On Monday, April 15, 2019, Manoj Murumkar  wrote:

> No, not yet. However, we have built Tez on CDH and it runs just fine.
> Following blog summarizes part of the work (bit old, we currently run Tez
> 0.9.1 on CDH 5.16.1).
>
> https://blog.upala.com/2017/03/04/setting-up-tez-on-cdh-cluster/
>
> Blog says use ATS from open source hadoop, which will not work if you've
> kerberized the cluster. You'll have to build a version of ATS against CDH
> libraries that provides the classes needed to run the engine. We have done
> this work as well and it runs pretty smoothly.
>
>
>
> On Mon, Apr 15, 2019 at 8:33 AM Edward Capriolo 
> wrote:
>
>> Out of band question. Given:
>> https://hortonworks.com/blog/welcome-brand-new-cloudera/
>>
>> Does cdh finally ship with a tea you dont have to manually patch in?
>> On Monday, April 15, 2019, Sungwoo Park  wrote:
>>
>>> I tested the performance of Impala 2.12.0+cdh5.15.2+0 in Cloudera CDH
>>> 5.15.2 a while ago. I compared it with Hive 3.1.1 on MR3 (where MR3 is a
>>> new execution engine for Hadoop and Kubernetes). You can find the result at:
>>>
>>> https://mr3.postech.ac.kr/blog/2019/03/22/performance-evaluation-0.6/
>>>
>>> On average, Hive on MR3 is about 30% faster than Hive on Tez on
>>> sequential queries. For concurrent queries, the throughput of Hive on MR3
>>> is about three times higher than Hive on Tez (when tested with 16
>>> concurrent queries). You can find the result at:
>>>
>>> https://mr3.postech.ac.kr/blog/2018/10/30/performance-evaluation-0.4/
>>>
>>> --- Sungwoo Park
>>>
>>> On Mon, Apr 15, 2019 at 8:44 PM Artur Sukhenko 
>>> wrote:
>>>
 Hi,
 We are using CDH 5, with Impala  2.7.0-cdh5.9.1  and Hive 1.1
 (MapReduce)
 I can't find the info regarding Hive on Tez performance compared to
 Impala.
 Does someone know or compared it?

 Thanks

 Artur Sukhenko

>>>
>>
>> --
>> Sorry this was sent from mobile. Will do less grammar and spell check
>> than usual.
>>
>

-- 
Sorry this was sent from mobile. Will do less grammar and spell check than
usual.


Re: Hive on Tez vs Impala

2019-04-15 Thread Gopal Vijayaraghavan


Hi,

>> However, we have built Tez on CDH and it runs just fine.

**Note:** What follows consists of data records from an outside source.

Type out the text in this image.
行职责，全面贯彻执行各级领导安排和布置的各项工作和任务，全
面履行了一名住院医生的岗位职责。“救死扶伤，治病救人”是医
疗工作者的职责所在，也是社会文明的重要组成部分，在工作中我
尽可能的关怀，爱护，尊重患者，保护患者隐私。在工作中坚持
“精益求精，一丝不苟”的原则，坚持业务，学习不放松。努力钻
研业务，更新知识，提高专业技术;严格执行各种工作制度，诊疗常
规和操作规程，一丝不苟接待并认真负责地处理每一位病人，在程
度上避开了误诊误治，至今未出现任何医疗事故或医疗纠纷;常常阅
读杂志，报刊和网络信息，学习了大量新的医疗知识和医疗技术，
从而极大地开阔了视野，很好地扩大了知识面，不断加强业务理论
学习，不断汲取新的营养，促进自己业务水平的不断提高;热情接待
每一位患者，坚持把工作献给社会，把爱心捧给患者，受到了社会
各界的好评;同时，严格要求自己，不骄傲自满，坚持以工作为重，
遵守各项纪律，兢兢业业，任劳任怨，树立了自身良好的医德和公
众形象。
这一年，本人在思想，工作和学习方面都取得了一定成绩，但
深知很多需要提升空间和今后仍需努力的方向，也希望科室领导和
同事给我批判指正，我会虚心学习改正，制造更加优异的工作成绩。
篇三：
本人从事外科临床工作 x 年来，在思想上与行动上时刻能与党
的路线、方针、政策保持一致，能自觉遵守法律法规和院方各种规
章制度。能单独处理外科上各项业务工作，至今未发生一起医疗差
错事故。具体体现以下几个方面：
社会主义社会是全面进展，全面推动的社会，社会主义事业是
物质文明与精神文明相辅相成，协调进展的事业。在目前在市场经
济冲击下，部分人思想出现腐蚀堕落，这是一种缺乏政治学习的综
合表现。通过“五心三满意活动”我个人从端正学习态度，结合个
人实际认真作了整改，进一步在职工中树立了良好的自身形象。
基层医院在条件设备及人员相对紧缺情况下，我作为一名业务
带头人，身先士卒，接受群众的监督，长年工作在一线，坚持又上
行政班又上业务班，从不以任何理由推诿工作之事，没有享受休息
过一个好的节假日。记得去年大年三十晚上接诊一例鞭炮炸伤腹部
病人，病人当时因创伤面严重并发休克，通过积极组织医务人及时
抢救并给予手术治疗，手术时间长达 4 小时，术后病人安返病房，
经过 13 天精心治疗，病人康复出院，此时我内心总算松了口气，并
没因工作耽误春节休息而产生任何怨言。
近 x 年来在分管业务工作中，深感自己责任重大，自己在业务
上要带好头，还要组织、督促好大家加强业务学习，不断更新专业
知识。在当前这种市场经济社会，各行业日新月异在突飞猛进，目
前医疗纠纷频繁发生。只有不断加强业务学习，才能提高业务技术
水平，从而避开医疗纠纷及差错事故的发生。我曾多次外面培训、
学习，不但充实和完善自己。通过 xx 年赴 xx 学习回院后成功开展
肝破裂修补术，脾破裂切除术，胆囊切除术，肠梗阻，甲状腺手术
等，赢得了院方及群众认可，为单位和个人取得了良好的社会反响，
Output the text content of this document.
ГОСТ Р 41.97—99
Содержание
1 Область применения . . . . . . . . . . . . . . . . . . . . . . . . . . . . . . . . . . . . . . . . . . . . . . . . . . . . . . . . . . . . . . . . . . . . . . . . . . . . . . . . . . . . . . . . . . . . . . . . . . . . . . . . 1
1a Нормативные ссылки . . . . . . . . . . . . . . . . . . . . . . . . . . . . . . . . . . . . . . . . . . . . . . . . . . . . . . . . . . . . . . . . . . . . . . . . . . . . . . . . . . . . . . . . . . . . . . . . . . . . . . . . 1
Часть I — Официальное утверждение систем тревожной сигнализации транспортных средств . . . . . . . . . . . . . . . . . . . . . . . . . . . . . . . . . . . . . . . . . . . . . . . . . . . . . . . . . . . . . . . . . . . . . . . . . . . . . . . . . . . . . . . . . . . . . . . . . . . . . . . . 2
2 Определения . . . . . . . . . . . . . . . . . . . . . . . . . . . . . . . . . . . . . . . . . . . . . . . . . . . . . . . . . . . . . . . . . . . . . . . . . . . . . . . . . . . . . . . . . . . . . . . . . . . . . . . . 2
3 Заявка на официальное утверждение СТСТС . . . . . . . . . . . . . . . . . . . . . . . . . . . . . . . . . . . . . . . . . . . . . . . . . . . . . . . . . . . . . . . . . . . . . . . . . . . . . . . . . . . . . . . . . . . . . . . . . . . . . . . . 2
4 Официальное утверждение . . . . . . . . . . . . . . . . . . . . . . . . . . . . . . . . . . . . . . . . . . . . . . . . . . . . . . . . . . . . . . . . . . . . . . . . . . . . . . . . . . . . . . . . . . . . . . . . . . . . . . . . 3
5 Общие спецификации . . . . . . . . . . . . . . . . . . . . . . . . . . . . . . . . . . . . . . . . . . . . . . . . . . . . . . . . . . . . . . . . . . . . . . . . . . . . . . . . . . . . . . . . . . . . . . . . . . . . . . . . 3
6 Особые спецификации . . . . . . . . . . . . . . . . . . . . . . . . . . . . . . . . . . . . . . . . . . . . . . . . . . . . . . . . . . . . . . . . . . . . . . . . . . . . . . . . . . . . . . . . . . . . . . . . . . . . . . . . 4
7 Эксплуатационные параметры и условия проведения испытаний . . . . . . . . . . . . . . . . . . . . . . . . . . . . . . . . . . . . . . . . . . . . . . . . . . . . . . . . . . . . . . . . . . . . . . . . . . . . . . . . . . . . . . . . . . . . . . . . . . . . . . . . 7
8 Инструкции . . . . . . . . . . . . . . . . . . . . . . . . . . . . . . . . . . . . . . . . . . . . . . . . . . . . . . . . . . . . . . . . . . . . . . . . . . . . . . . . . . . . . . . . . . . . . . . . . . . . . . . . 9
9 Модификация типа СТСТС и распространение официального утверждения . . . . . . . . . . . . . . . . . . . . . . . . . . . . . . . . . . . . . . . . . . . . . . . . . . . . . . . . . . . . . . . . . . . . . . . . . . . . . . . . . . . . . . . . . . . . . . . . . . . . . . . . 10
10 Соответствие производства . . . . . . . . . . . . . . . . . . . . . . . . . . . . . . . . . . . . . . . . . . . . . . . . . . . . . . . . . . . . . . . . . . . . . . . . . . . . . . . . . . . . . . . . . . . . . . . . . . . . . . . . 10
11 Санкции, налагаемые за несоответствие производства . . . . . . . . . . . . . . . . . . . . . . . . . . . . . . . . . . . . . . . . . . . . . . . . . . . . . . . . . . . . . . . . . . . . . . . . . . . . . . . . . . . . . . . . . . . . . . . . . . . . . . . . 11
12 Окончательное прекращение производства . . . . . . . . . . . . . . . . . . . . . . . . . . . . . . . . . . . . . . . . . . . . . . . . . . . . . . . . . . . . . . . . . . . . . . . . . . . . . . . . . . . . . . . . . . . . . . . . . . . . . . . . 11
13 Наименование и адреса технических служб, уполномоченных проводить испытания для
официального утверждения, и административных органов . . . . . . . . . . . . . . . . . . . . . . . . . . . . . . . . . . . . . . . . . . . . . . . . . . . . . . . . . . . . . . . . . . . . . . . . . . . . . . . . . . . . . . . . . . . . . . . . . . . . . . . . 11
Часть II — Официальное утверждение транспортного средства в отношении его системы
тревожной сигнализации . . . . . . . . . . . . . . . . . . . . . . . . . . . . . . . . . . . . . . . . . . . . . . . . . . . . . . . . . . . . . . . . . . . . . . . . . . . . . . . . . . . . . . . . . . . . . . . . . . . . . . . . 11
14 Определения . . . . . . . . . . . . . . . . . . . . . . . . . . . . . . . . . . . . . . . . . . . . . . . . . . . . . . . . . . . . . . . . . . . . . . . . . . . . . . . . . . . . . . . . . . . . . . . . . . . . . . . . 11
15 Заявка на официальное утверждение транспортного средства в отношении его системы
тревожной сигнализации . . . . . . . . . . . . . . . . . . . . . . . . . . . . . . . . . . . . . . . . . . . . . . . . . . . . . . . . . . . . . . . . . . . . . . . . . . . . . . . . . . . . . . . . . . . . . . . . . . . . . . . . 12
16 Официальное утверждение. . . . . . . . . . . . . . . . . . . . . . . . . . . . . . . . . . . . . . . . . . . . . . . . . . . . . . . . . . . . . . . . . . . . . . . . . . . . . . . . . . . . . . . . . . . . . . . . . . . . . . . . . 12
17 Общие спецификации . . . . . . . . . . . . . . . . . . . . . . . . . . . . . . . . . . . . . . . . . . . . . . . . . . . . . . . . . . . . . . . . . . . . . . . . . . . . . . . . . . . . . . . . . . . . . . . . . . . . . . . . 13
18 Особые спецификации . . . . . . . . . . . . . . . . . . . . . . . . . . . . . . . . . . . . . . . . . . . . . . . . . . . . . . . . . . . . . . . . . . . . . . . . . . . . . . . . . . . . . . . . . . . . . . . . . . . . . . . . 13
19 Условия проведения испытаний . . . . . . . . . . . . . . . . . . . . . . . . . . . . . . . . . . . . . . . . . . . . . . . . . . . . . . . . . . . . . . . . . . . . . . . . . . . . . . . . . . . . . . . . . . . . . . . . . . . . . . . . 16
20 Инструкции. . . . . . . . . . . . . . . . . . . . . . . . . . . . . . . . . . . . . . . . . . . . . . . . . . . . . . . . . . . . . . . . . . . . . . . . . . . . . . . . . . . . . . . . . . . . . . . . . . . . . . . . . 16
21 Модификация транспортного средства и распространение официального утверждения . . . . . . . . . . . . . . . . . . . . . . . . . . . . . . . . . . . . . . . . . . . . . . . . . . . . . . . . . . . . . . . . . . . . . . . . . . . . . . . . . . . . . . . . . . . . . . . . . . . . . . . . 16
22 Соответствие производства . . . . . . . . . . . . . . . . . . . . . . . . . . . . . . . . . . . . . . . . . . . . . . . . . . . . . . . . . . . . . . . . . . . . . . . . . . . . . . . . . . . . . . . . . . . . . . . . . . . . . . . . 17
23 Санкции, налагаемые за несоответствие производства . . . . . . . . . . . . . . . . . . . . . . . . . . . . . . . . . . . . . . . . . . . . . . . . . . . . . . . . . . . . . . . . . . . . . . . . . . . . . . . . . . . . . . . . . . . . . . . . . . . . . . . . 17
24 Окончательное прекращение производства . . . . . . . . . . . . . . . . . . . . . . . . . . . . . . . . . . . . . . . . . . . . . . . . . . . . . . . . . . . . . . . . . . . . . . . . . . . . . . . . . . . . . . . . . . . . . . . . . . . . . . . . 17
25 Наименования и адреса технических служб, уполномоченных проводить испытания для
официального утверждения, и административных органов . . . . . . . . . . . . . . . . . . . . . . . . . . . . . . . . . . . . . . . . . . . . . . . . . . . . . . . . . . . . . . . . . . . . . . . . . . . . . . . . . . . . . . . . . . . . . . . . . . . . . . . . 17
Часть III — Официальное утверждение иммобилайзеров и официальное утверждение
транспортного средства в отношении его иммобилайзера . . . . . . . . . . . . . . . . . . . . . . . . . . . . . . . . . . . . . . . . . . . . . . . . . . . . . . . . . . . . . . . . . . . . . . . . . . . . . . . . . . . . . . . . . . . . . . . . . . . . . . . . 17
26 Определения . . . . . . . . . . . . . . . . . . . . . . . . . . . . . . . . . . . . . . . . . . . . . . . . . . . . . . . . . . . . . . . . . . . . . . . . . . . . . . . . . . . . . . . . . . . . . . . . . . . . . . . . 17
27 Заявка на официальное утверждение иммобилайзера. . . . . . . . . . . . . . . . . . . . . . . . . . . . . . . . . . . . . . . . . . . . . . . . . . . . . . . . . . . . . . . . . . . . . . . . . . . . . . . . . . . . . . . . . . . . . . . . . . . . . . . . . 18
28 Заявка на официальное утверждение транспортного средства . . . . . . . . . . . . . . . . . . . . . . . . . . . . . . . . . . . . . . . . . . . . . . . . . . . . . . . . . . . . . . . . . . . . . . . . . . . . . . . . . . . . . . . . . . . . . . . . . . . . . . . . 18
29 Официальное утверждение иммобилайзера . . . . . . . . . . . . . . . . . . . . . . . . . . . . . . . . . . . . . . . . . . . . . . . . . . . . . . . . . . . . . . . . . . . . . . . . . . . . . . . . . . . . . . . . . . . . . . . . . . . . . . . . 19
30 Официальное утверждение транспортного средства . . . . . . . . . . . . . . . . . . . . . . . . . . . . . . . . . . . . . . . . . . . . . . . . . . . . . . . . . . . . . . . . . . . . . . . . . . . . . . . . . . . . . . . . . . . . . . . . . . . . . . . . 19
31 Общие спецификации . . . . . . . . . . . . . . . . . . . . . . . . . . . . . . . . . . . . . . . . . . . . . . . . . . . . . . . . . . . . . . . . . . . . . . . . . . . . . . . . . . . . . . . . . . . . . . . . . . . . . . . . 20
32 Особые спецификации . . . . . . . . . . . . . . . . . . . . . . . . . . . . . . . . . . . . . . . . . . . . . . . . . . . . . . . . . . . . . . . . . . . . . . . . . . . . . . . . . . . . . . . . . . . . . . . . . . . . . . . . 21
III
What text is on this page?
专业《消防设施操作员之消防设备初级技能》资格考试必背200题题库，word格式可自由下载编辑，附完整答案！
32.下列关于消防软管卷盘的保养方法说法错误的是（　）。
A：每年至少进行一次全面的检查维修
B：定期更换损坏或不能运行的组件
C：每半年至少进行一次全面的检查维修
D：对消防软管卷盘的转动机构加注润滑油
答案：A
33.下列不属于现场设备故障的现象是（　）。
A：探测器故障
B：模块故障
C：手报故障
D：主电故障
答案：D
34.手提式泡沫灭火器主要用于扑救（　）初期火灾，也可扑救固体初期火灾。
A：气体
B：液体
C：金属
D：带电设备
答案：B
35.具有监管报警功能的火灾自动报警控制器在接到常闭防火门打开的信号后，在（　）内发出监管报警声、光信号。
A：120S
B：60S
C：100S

Down that path you'll also need to deploy a slightly newer version of Hive as 
well, because Hive 1.1 is a bit ancient & has known bugs with the tez planner 
code.

You effectively end up building the hortonworks/hive-release builds, by undoing 
the non-htrace tracing impl & applying the htrace one back etc.

> Lol. I was hoping that the merger would unblock the "saltyness". 

Historically, I've unofficially supported folks using Tez on CDH in prod 
(assuming they buy me enough coffee), though I might have discontinue that.

https://github.com/t3rmin4t0r/tez-autobuild/blob/llap/vendor-repos.xml#L11

Cheers,
Gopal




Re: Hive on Tez vs Impala

2019-04-15 Thread Manoj Murumkar
If we install our own build of Hive, we'll be out of support from CDH. 

Tez is not supported anyway and we're not touching any CDH bits, so it's not a 
big issue to have our own build of Tez engine.

> On Apr 15, 2019, at 9:20 PM, Gopal Vijayaraghavan  wrote:
> 
> 
> Hi,
> 
>>> However, we have built Tez on CDH and it runs just fine.
> 
> Down that path you'll also need to deploy a slightly newer version of Hive as 
> well, because Hive 1.1 is a bit ancient & has known bugs with the tez planner 
> code.
> 
> You effectively end up building the hortonworks/hive-release builds, by 
> undoing the non-htrace tracing impl & applying the htrace one back etc.
> 
>> Lol. I was hoping that the merger would unblock the "saltyness". 
> 
> Historically, I've unofficially supported folks using Tez on CDH in prod 
> (assuming they buy me enough coffee), though I might have discontinue that.
> 
> https://github.com/t3rmin4t0r/tez-autobuild/blob/llap/vendor-repos.xml#L11
> 
> Cheers,
> Gopal
> 
>